I stormed away from him. I heard the branches snap back and his footsteps fade away.

Do you want me to be there for your father, comfort him? I shouldn’t ask because I can’t do it. I’m hollow. There’s nothing left inside me to give.

My breath felt like a hard ball in my chest. Cold and concrete. Panic kept rising and subsiding with thoughts of her. Was she angry with me for deserting her? Was she suffering?

Putting a hand out, I grabbed at a jutting piece of rock to steady myself. I gulped back tears. If I started thinking about what they were doing to her, it would kill me. It was killing me. This guilt, this fear, was living and growing inside, trying to take over. I didn’t know how to stop it. If it could just ease for a second, maybe I could breathe. Keep moving. Live. Like she wanted me to. I gripped the rock so hard I felt I could almost rip it from the ground.

Voices carried to me from below, a small, orange glow visible through the trees. Someone laughed. I couldn’t stand the way everything just went on.
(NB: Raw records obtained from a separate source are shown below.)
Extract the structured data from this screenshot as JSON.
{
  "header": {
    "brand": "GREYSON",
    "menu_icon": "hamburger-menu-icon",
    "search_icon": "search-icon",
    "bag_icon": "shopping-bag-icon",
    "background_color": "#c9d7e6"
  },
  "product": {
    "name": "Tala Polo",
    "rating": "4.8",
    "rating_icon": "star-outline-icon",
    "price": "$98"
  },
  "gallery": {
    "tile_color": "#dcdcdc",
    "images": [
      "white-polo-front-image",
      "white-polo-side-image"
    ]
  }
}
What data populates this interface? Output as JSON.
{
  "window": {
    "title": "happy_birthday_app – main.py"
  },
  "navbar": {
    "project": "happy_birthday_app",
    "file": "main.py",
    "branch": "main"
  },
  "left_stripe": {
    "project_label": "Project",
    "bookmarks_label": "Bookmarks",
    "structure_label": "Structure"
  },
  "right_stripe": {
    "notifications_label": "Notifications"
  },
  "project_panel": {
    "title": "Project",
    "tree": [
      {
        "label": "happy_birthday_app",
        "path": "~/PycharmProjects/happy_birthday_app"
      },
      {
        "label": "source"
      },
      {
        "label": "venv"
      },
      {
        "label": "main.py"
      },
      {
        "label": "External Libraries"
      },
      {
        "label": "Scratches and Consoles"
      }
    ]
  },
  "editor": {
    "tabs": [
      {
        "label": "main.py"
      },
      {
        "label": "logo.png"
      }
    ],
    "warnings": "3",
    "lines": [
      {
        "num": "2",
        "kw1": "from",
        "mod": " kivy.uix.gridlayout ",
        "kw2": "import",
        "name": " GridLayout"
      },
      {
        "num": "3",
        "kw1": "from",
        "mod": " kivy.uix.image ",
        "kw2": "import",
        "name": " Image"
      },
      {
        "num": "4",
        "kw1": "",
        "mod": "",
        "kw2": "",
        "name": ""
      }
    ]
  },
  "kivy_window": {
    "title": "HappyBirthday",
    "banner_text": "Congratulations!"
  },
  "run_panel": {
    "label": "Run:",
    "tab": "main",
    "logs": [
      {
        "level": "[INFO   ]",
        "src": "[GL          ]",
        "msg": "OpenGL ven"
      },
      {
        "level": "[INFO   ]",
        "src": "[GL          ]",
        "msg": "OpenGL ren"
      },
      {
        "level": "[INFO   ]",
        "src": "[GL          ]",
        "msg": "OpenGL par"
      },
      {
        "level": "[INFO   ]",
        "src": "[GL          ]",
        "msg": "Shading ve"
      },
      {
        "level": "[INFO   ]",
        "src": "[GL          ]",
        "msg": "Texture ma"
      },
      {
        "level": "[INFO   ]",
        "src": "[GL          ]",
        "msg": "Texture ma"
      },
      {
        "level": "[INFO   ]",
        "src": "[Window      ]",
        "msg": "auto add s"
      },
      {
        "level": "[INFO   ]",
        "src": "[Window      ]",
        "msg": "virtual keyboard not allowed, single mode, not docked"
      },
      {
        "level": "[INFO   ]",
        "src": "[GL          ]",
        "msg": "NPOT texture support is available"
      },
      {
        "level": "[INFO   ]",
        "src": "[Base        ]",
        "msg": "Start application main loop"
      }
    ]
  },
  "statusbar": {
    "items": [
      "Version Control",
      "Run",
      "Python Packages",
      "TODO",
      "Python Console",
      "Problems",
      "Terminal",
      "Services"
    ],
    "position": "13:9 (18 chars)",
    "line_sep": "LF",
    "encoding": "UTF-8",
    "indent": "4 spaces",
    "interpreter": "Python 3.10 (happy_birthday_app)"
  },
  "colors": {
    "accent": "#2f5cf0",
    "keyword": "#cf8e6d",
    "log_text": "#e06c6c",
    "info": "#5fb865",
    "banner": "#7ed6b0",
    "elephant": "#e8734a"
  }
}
Without her.

I kept climbing, desperate to escape their noise, until all I could hear were the leaves bristling against each other and the echo of wind deepening the curves of the stone.

My palms were roughed up by shards of rock. I was sweating even in this cold. The breeze picked up as I got higher, and I shivered. Her arm wrapped around my back, stretching to shield me. She could never quite reach, but her hand always found my heart. She patted it once. I put my hand through her ghost.